Summer camps are typically outdoors, which means your child will likely spend a lot of time in the heat. The camp you select should offer areas of shade and easy access to water should your child feel overheated or dehydrated. It is also a good idea to send sunscreen and bug-repellant along with your child and teach them how to apply it themselves. The reason for this is because many summer camps do not allow touching, so sending them with a spray-on sunscreen and bug-repellant is a good idea if you think your child will need to reapply - and he or she probably will! In addition to water and sunscreen, your kid’s summer camp should provide opportunities for rest in between outdoor play.  

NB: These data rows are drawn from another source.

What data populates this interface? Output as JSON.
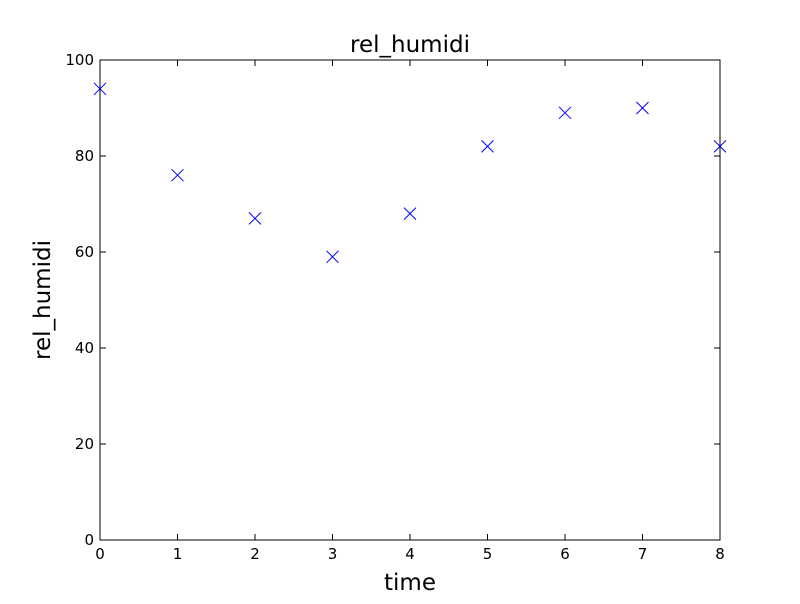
{
  "chart_data": {
    "type": "scatter",
    "title": "rel_humidi",
    "xlabel": "time",
    "ylabel": "rel_humidi",
    "xlim": [
      0,
      8
    ],
    "ylim": [
      0,
      100
    ],
    "xticks": [
      0,
      1,
      2,
      3,
      4,
      5,
      6,
      7,
      8
    ],
    "yticks": [
      0,
      20,
      40,
      60,
      80,
      100
    ],
    "grid": false,
    "marker": "x",
    "series": [
      {
        "color": "#0000ff",
        "x": [
          0,
          1,
          2,
          3,
          4,
          5,
          6,
          7,
          8
        ],
        "y": [
          94,
          76,
          67,
          59,
          68,
          82,
          89,
          90,
          82
        ]
      }
    ]
  }
}
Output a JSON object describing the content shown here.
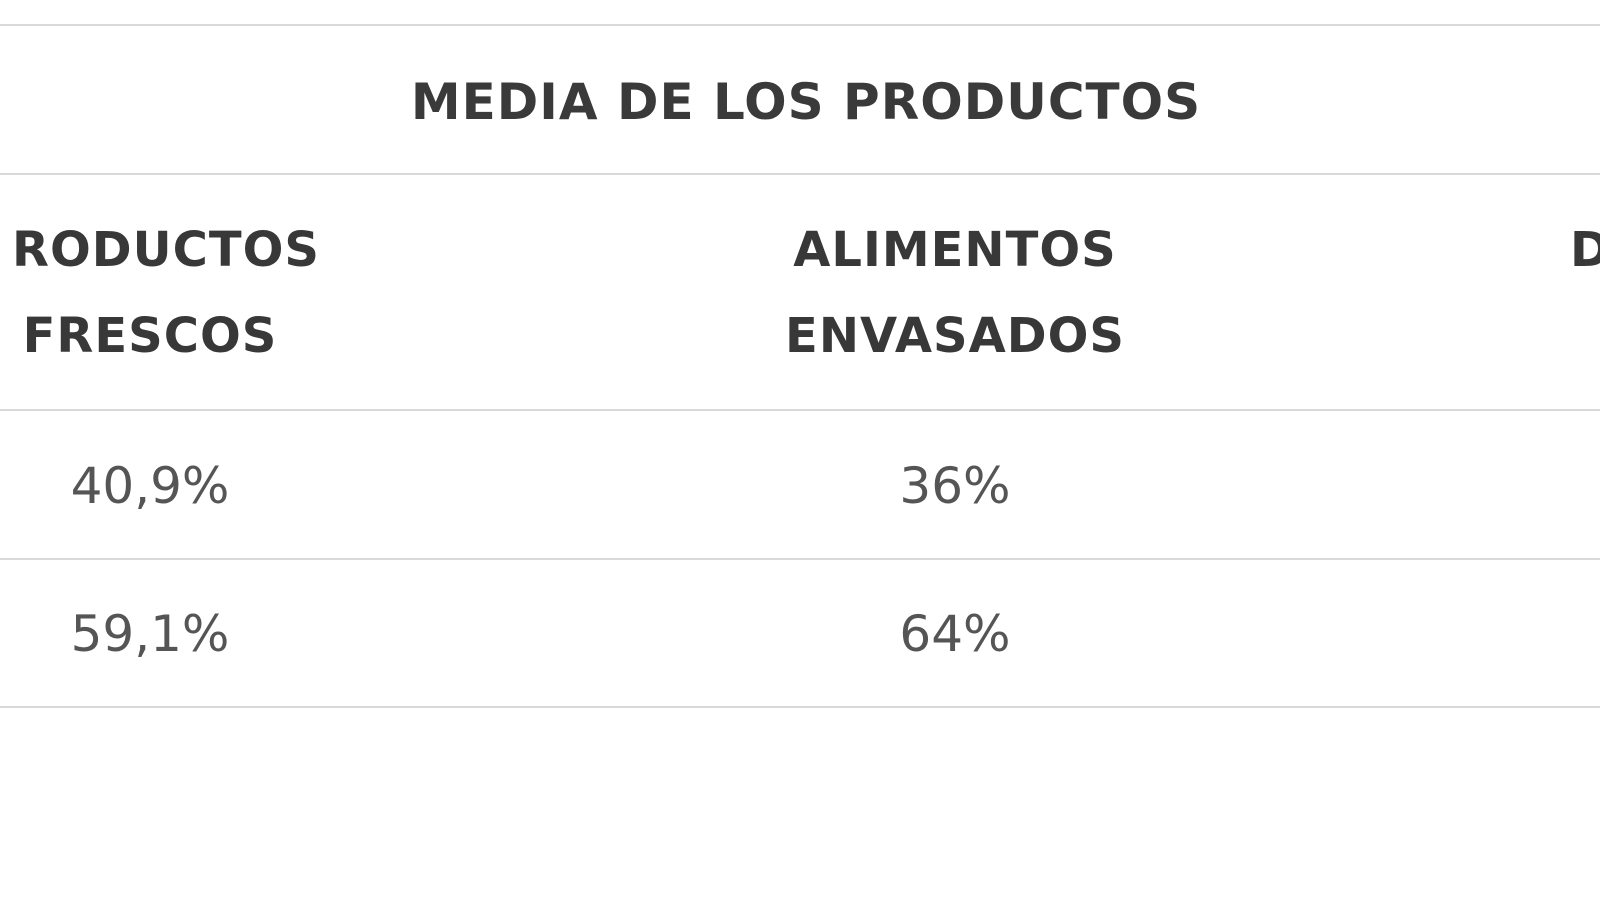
{
  "title": "MEDIA DE LOS PRODUCTOS",
  "table": {
    "header": [
      [
        "RODUCTOS",
        "FRESCOS"
      ],
      [
        "ALIMENTOS",
        "ENVASADOS"
      ],
      [
        "D"
      ]
    ],
    "rows": [
      [
        "40,9%",
        "36%"
      ],
      [
        "59,1%",
        "64%"
      ]
    ]
  }
}
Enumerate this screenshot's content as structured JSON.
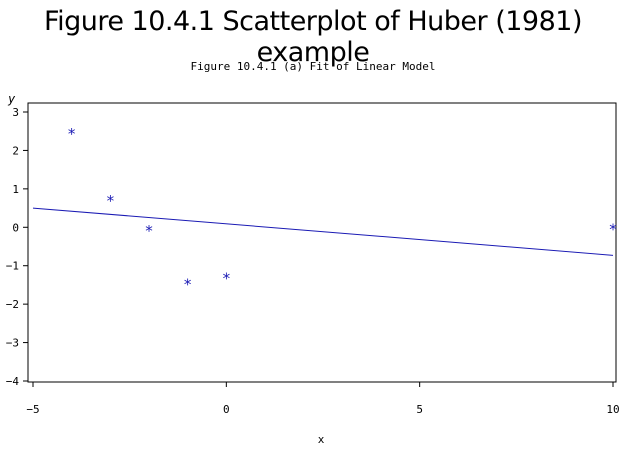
{
  "figure": {
    "title": "Figure 10.4.1 Scatterplot of Huber (1981) example"
  },
  "chart_data": {
    "type": "scatter",
    "title": "Figure 10.4.1 (a) Fit of Linear Model",
    "xlabel": "x",
    "ylabel": "y",
    "xlim": [
      -5,
      10
    ],
    "ylim": [
      -4,
      3
    ],
    "xticks": [
      -5,
      0,
      5,
      10
    ],
    "yticks": [
      -4,
      -3,
      -2,
      -1,
      0,
      1,
      2,
      3
    ],
    "grid": false,
    "marker": "*",
    "point_color": "#1a1ab4",
    "line_color": "#1a1ab4",
    "series": [
      {
        "x": [
          -4,
          -3,
          -2,
          -1,
          0,
          10
        ],
        "y": [
          2.48,
          0.73,
          -0.04,
          -1.44,
          -1.28,
          0.0
        ]
      }
    ],
    "fit_line": {
      "x": [
        -5,
        10
      ],
      "y": [
        0.5,
        -0.73
      ]
    }
  }
}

Make sure your child understands the rules

Summer camp safety isn’t all on the camp, you also need to make sure you teach your kid the basics and how to follow the rules. Teach them to always stay seated and buckle their seat belt during summer camp bus rides. Make sure they know to always hold hands when crossing streets or walking during field trips. Kids should be taught how to share toys and not to hit or bully other children in the summer camp. By reinforcing these rules with your child ahead of time, you can assure he or she will have a fun and safe summer camp experience!

If you are unfamiliar with what to look for in a summer camp, don’t be afraid to ask other parents who have gone through the same experience. This will save you a lot of time and headache later, trust me! Facebook groups and mommy meetups are the perfect places to get the scoop on local camps and find out which one is right for your child.

Have a safe and happy summer parents!